Teachers’ voices are not that much different than a singer’s voice. Every teacher has a song in their heart or a passion if you want to call it, but there are varying degrees of confidence that each teacher possesses to share their voice with others. Some are shy or uncertain, while others are extremely confident of themselves and have no problem sharing their voice with others. Then you have those in the middle that wait for just the right time to share their thoughts. The problem is that in this business of educating all kids, every teacher’s voice MUST be heard, and the conditions must be right to make their voices heard.
Nothing is more frustrating than having an opinion and not feeling comfortable enough to voice it. Some teachers feel inadequate but are scared to speak up for fear of being viewed negatively by their peers or leaders. Veteran teachers see problems that need to be fixed but don’t voice their concerns because they don’t want to give leaders the impression that they’re negative nancies or cynical. Leaders are like music directors, and they must create a culture where all teachers feel comfortable as well as compelled to share their voice with their peers and their leaders.
Teacher Voice: The Secret Ingredient to Success
If you want teachers to grow, they have to have their voice heard, and that can only occur when these 5 components of teacher voice are not only present but nurtured by the leader.
Teachers must feel valued as people first, and second they must feel that what they say matters before they open their mouths. No value; no voice.
If teachers are going to share their voice, they have to know that the school culture values openness. Leaders must model openness in their appreciation of diverse ideas, expertise, and opinions. Teachers must also feel safe being open and honest with their leader and with one another when they are frustrated or have concerns.
This is a big one but gets to the heart of teacher voice. When teachers feel insecure, they will choose to either withdraw or seek support. The culture created by the leader makes that decision for teachers. If a leader creates a culture that doesn’t support teachers when they’re vulnerable, that leader doesn’t support teachers.
Growth can only occur in a culture that values curiosity.
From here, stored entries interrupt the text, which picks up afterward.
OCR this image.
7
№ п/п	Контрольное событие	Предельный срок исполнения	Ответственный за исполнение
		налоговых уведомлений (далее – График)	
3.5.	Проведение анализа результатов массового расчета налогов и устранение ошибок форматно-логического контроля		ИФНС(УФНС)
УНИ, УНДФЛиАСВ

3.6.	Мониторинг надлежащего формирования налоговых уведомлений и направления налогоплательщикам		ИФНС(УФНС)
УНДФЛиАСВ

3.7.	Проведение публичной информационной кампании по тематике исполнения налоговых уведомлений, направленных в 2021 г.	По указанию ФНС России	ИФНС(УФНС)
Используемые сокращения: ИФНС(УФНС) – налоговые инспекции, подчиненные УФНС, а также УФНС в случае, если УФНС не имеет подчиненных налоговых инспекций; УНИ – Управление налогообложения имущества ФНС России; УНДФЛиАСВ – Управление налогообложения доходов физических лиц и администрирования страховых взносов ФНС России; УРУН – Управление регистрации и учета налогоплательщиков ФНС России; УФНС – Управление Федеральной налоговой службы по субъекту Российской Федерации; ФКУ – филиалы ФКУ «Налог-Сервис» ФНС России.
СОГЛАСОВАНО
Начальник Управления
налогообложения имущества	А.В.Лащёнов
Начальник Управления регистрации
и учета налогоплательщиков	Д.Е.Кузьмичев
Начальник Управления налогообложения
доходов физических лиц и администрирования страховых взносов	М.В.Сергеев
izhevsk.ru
All teachers must know that challenging the status quo and asking “what if” and “why is that” questions helps them grow personally grow and helps the culture as a whole.
Once teachers know that their voice is heard, they know that they are valued. Once teachers know that they are valued, they take ownership of not only the learning space that they create for kids. They take responsibility for making the school a better place for all staff and students.
What Song are your Teachers Singing?
So do all of your teachers feel comfortable enough to share their thoughts? Are they afraid to show their shortcomings? Do they feel comfortable enough to step onto the stage and share their voice with the world? The song of school culture is most harmonious when all teachers raise their voices. Teachers can also create a song of deafening silence (see video of John Cage’s 4′ 33″ below) when they feel like the school or the leader or both do not value their voice. If we want to accelerate our efforts to create a culture that saves every kid, then we must make sure that we create the same environment that values every teacher’s voice first.